The router containers did have readiness probe, which did fail due to the database service being gone, which meant that no api server pods that kubernetes started would ever be considered ready to receive requests.

Phase 2: 4:10am to 4:40am Nov 27th

Impacted users see gradually slower requests, and more frequent timeouts and 503 status responses

Our services tend to see increased traffic during the European and American afternoons, and decreased traffic between those times. Over night, reduced traffic automatically scaled our pods down, but as European developers got to work at 4:00 am PST (12 or 1pm in Europe), kubernetes could not start more: all the ones it attempted to do so would fail their readiness probes.

The few pods which had continued to run the whole night until this point began fielding more and more requests, more and more slowly, using more and more memory, sometimes even being killed and restarted for exceeding their memory limits.

Phase 3: 4:40am to 5:09am Nov 27th

Impacted users see extremely low availability

At this point, automated alerts were sent to the engineering team, eventually including myself. I woke, diagnosed the problem, and removed the unneeded routers from the definition of our pods.

Phase 4: 5:09am to 5:15am Nov 27th

Impacted users see reduced availability, and more frequent timeouts and 503 status responses

As the changes took effect, new pods were rapidly started, returning availability to normal, ending the incident

Work done in response to incident

Our site and api pods include query routers for the new database system we have migrated to. The containers of those routers, and all similar sidecar containers across our infrastructure, have both liveness and readiness probes defined.

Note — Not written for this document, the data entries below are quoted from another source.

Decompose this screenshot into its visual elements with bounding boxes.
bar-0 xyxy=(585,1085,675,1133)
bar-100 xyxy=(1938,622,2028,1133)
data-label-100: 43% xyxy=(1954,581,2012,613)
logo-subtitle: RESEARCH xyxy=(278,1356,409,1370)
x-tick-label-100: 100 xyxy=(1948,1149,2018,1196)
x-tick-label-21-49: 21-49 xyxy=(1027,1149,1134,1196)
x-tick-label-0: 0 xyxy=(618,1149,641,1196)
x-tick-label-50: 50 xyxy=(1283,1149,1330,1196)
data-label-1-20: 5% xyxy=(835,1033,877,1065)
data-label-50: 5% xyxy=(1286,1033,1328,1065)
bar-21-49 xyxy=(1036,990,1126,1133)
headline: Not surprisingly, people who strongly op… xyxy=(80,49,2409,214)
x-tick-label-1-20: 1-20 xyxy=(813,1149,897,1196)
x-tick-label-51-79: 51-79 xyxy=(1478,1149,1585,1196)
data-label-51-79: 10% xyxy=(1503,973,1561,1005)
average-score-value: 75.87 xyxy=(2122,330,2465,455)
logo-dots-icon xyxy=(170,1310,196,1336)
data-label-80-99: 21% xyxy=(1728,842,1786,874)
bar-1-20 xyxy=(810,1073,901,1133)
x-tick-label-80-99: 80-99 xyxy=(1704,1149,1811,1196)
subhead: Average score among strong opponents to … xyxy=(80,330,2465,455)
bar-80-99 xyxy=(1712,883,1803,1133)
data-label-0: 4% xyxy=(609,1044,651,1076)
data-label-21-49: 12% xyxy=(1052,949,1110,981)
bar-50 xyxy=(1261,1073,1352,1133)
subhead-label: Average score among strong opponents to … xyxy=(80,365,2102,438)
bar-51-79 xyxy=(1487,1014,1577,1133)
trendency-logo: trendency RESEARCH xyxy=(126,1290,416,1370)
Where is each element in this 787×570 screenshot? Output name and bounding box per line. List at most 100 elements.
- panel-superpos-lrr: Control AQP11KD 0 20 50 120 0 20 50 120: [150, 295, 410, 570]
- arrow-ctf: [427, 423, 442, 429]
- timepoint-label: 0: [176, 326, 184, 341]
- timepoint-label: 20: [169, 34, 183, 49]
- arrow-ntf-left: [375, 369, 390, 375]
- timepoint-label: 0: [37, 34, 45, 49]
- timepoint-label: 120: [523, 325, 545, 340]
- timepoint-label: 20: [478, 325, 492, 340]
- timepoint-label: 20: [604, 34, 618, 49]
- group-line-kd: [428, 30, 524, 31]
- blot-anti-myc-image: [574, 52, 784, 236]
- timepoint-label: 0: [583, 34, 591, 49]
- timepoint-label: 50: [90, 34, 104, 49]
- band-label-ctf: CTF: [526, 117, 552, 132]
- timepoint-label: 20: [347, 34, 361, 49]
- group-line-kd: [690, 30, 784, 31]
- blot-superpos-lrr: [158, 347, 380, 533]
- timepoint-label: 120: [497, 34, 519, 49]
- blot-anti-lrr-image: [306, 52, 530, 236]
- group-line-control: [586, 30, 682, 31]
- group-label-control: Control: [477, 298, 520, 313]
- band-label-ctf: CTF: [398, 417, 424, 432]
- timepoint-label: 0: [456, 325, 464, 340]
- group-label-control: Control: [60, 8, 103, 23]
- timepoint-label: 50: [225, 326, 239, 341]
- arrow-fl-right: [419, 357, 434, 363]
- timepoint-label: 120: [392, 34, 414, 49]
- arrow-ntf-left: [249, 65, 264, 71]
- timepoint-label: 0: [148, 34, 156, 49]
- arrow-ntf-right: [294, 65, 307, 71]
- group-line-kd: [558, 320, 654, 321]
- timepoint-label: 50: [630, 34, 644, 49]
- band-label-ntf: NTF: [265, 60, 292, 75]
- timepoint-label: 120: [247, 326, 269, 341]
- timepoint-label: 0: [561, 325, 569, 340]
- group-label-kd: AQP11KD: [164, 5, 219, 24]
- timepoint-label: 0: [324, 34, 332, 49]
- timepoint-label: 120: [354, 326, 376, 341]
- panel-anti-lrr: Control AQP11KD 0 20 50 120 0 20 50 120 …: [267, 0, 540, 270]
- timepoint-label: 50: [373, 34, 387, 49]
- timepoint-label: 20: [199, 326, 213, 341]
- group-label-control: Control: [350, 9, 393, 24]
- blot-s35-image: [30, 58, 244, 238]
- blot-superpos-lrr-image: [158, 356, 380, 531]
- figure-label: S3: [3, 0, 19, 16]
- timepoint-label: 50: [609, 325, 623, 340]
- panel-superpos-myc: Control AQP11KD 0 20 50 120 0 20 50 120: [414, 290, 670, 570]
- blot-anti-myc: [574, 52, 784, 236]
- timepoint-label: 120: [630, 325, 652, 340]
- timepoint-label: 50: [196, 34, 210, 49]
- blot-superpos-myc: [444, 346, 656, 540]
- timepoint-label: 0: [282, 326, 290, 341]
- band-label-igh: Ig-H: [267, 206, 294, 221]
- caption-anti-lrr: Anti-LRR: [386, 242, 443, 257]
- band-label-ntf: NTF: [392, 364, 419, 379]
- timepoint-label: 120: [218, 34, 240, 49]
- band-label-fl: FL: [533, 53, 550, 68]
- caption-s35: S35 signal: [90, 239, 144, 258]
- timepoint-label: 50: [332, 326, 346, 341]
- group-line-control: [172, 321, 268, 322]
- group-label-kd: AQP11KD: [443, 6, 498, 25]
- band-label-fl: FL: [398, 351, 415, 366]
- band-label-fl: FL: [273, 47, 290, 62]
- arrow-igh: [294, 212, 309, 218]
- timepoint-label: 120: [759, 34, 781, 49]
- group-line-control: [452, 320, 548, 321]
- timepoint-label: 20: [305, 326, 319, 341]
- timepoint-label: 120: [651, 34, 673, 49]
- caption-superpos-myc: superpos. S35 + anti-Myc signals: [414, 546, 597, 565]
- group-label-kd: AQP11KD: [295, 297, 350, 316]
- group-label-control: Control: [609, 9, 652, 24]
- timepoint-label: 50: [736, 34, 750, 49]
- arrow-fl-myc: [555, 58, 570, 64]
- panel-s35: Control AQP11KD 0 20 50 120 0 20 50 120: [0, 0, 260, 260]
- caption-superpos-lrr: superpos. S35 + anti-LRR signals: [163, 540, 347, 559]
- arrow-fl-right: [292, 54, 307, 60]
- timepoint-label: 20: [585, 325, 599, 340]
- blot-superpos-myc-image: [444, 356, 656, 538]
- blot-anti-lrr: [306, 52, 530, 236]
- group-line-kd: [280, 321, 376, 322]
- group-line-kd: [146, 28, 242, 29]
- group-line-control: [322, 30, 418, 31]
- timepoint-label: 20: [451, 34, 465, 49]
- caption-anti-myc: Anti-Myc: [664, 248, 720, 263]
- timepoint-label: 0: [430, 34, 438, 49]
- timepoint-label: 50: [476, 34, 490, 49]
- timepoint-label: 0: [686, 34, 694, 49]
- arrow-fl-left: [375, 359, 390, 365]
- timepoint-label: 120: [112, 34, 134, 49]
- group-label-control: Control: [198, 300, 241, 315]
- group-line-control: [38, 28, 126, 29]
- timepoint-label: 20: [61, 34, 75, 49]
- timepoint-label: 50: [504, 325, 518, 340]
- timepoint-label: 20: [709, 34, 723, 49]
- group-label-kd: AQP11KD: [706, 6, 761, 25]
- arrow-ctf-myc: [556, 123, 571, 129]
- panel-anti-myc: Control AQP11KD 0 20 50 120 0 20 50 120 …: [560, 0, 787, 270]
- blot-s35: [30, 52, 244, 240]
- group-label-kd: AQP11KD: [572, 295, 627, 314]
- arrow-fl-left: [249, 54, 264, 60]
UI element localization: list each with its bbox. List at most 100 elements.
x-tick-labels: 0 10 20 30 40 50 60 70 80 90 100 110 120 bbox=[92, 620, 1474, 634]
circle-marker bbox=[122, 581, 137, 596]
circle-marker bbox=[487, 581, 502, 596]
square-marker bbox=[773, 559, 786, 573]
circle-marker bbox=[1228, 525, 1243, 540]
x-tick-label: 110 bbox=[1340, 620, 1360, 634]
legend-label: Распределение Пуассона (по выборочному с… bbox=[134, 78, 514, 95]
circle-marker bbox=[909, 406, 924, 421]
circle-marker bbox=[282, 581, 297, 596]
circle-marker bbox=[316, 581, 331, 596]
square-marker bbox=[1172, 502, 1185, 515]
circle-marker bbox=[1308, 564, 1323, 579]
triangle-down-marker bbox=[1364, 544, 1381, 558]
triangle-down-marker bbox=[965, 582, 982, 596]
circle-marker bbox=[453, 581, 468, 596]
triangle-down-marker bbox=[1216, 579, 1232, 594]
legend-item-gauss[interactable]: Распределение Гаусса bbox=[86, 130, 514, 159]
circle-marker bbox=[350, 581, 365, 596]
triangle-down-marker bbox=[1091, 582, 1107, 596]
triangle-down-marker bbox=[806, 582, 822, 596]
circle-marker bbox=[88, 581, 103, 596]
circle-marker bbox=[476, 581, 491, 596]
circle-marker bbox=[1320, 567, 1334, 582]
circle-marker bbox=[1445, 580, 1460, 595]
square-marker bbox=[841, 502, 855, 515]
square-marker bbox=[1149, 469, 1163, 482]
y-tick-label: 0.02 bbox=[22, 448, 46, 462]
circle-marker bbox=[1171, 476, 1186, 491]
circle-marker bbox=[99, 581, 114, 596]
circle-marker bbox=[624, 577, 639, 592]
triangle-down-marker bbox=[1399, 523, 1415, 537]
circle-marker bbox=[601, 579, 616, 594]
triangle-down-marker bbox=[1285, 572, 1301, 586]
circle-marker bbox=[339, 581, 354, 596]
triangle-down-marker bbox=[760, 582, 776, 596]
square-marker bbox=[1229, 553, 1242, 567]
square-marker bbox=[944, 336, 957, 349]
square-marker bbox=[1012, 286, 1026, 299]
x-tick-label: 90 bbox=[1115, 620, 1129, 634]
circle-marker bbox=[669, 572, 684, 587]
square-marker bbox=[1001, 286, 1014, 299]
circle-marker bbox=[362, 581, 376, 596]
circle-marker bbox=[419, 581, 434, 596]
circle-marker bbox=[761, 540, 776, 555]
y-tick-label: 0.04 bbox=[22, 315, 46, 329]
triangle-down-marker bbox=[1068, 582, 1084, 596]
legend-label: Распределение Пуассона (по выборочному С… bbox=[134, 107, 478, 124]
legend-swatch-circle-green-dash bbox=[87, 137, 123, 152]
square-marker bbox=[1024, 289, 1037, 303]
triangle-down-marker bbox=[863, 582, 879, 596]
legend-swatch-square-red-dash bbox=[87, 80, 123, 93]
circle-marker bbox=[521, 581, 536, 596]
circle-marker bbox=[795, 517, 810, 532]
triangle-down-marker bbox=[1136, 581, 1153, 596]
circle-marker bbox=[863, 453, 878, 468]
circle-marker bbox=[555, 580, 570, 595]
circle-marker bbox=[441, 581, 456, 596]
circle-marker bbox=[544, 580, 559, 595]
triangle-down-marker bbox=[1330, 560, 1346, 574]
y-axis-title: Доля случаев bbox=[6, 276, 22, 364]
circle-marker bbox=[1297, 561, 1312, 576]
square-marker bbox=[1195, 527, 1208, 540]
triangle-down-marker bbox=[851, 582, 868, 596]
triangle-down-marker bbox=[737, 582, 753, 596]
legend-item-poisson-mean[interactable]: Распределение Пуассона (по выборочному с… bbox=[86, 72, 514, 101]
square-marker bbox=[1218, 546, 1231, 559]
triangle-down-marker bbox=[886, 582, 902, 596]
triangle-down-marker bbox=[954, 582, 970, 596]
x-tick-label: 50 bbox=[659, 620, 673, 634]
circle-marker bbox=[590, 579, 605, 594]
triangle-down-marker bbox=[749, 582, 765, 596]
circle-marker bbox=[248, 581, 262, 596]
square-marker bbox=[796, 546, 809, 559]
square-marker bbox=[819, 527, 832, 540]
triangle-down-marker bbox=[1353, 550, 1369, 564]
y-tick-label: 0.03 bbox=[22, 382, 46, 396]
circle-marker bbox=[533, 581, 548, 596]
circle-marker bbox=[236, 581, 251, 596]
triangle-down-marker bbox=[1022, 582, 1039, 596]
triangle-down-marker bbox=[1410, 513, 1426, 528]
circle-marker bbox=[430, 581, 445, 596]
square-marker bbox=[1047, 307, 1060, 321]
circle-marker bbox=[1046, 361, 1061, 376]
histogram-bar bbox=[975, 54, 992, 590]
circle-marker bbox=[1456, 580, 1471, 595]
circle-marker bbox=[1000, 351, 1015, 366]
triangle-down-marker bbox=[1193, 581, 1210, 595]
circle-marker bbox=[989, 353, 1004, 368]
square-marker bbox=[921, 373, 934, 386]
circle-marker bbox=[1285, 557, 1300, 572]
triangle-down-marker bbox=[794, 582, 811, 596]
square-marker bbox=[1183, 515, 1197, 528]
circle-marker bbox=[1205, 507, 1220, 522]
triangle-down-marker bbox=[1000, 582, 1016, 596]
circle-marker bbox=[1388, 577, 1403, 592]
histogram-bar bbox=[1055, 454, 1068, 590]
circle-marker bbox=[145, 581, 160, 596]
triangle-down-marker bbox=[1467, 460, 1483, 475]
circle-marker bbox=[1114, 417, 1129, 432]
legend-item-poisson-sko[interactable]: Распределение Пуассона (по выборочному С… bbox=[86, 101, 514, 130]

I switched my alert notification sound to a louder one, and made sending yourself a test notification - and confirming that it would be loud enough to wake you up - part of our internal checklist for going on-call.

Posted Dec 03, 2019 - 15:10 PST

Resolved

From roughly 4:40 to 5:10 AM Pacific standard time, a large percentage of requests to expo.io failed. A fix was deployed and traffic has returned to normal.

Posted Nov 27, 2019 - 05:22 PST

This incident affected: Website and Dev Tools API.